Берилов в молчании вытаращил глаза. Принесли рисунки. В числе их было несколько удачных попыток, но ни один рисунок не был кончен. Наш художник разглядывал их с большим вниманием и удовольствием: он восхищался не самыми рисунками, а мыслию, что князь, уважаемый им во многих отношениях, имеет дарование к художествам.
– Ей-богу, изряднехонько! – говорил он. – Бог накажи меня, если я лучше нарисую вот эту перспективу. А эта головка! Хоть бы в академию ее! Ну кто бы ожидал таких прекрасных вещей от природного князя! Ей-ей, прекрасно. Жаль только, что нет ничего конченного.
– И мне самому жаль, – отвечал князь, – да я, видите, художник недоученный, так и все мои произведения по мне пошли.

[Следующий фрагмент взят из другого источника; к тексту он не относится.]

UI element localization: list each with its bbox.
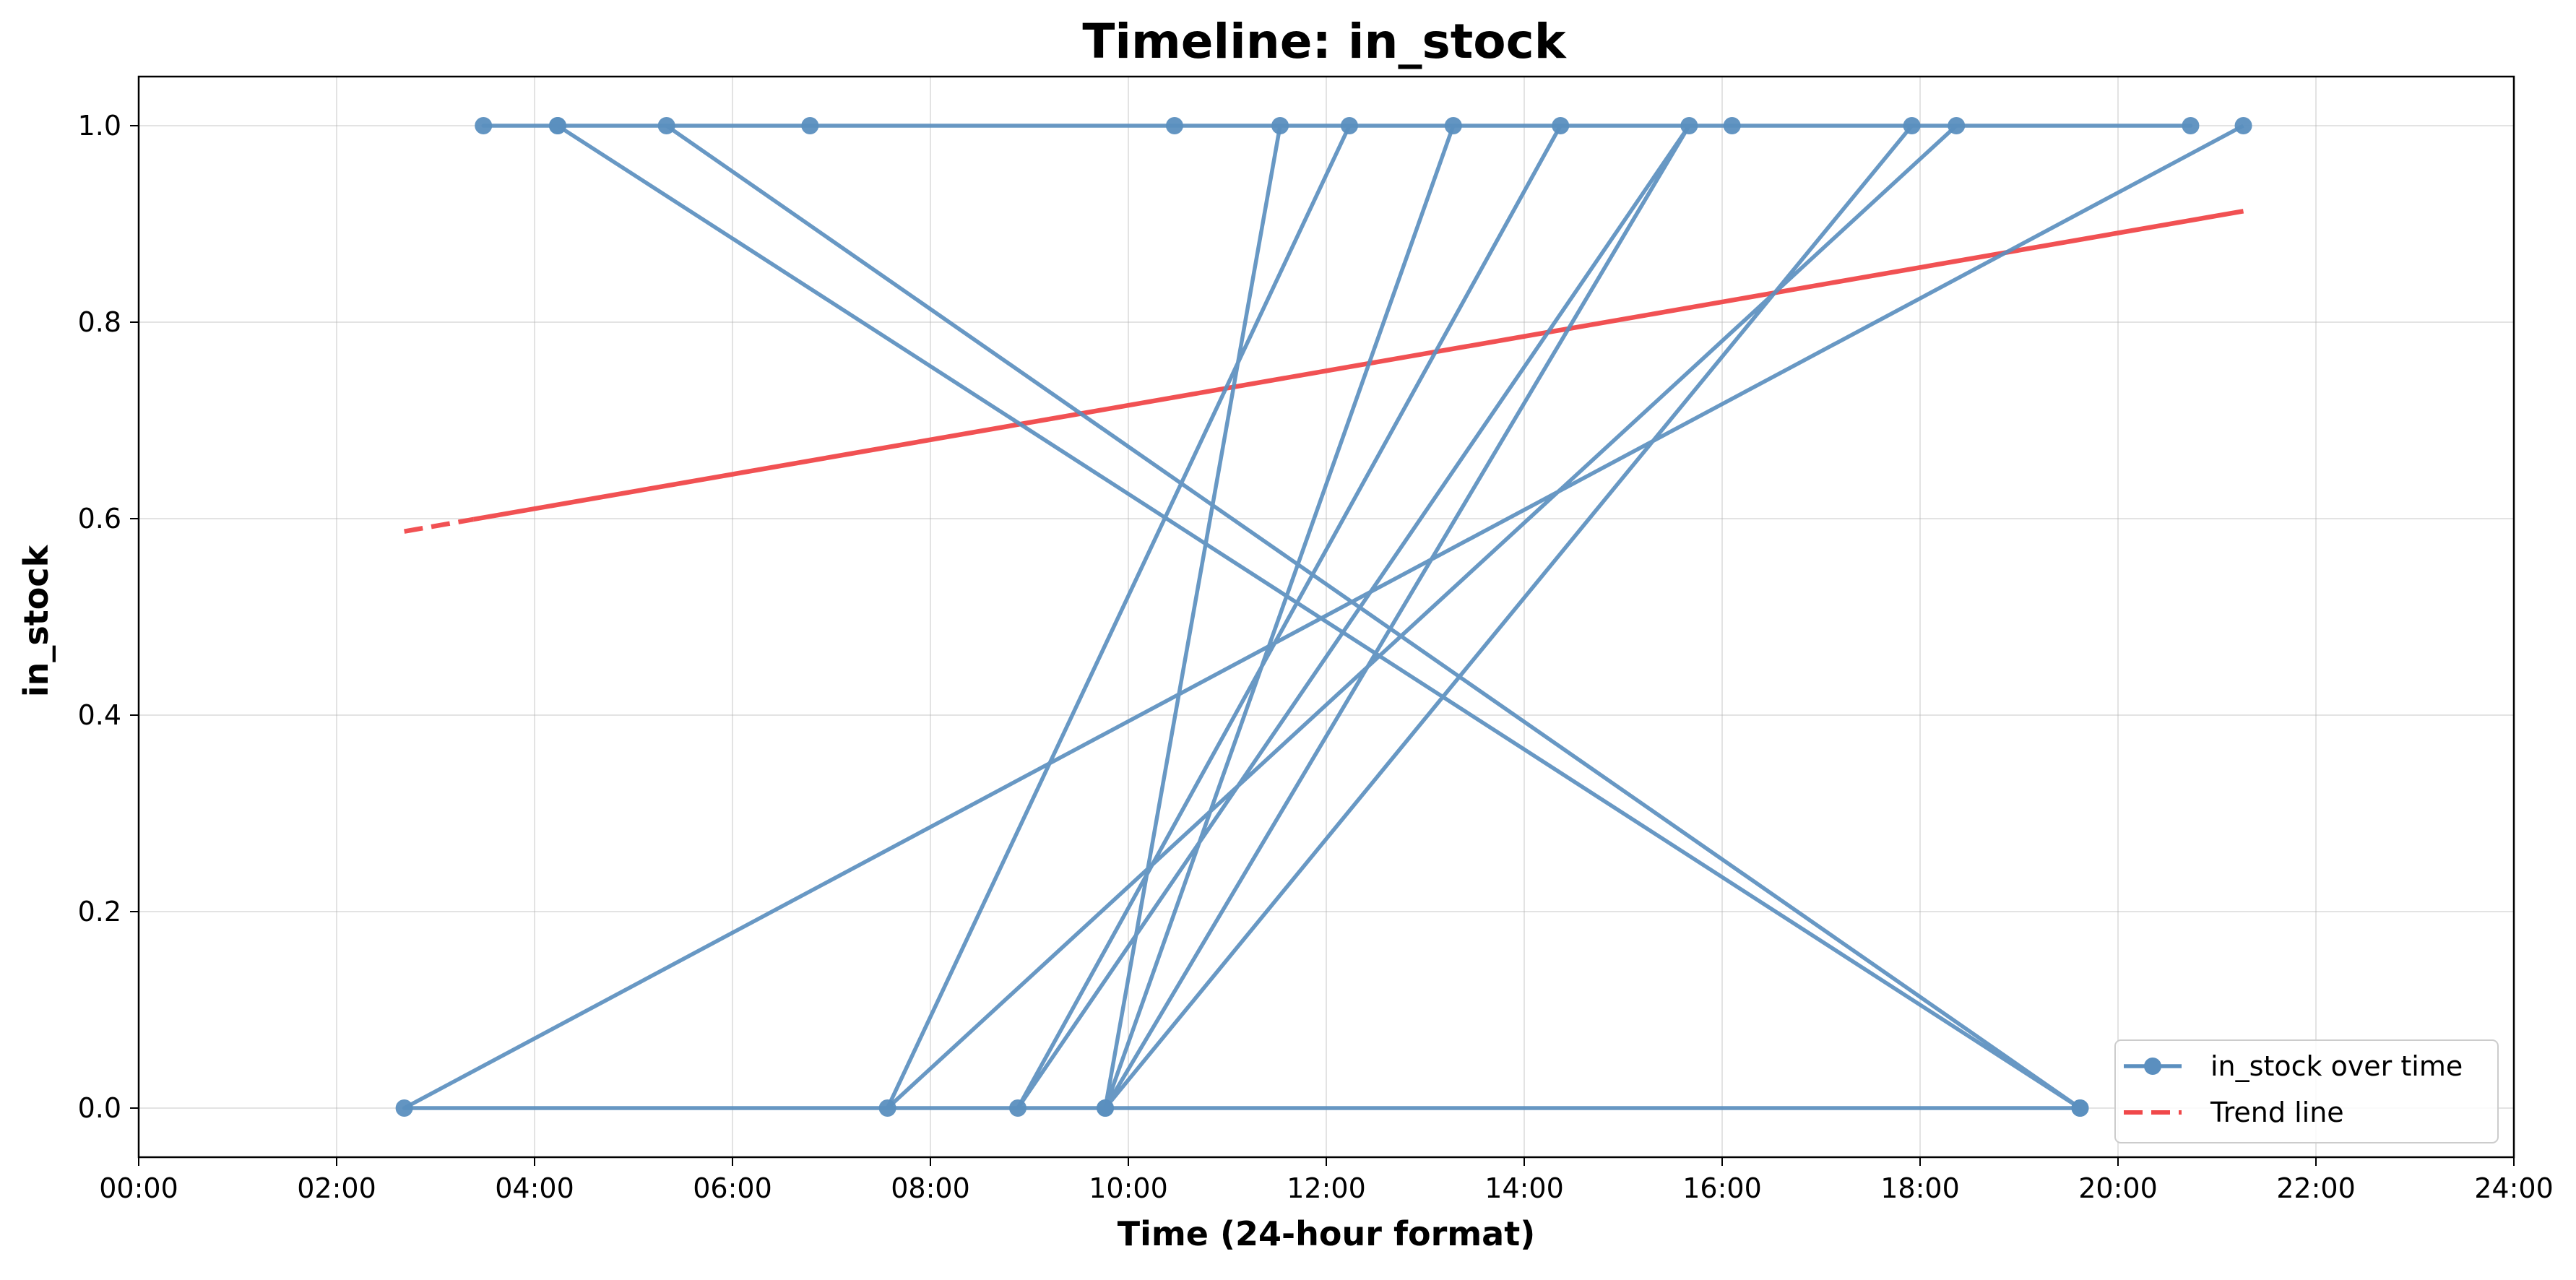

Более всего мне жаль, что я не мог, или, лучше сказать, не умел кончить вот этого ландшафта: я хотел изобразить одно место, где игрывал в детские лета, где гулял с отцом, матерью, братом…
Слезы прервали речь его.
– Позвольте, князь! – в восторге закричал Берилов. – Я кончу этот ландшафт! Только в большем виде, если не противно! Знаю, знаю как это обработать. Вот тут побольше тени, а там издали – вижу, понимаю! Вы будете довольны.
– И вы также! – сказал князь, отдавая ему бумагу.
– Что вы под этим разумеете? – спросил оскорбленный Берилов. – Неужели плату? Так знайте, что этого мне не нужно! Если б я брал за свои произведения должную плату, то был бы богаче нашего эконома в академии. Но я гнушаюсь деньгами и не брал бы ни копейки за труды свои, если б не Родионовна и не Андреевский рынок… Боже! Боже мой! – продолжал он вполголоса. – Творить, созидать, работать для потомства – и брать деньги! Деньги! Что это? Негодные бумажки, на которых и ученической головки не нарисуешь. И за мои картины! За этот ландшафт, который я вижу на бумаге! Вижу, сударь, вижу! – вскричал он, оборотясь к Кемскому. – Вижу его в моей душе, и вы вскоре увидите его на деле! Вскоре, то есть… ну, все равно! Только увидите!
Кемский радовался, что восторженный артист забыл о его предложении, и отдал ему эскиз. Берилов схватил его с жадностью и побежал домой. Месяца три не говорил он князю ни слова об успехе своей работы, а только посматривал на него торжественно. Наконец в такое время, когда князя не было дома, он принес к нему свою картину, написанную в самом большом размере, поставил ее в кабинете князя, осветил ее по всем правилам и, уходя, наказал людям, чтоб они при возвращении князя отнюдь не предупреждали его о том, что он найдет в своей комнате. Он хотел поразить друга своего нечаянностью.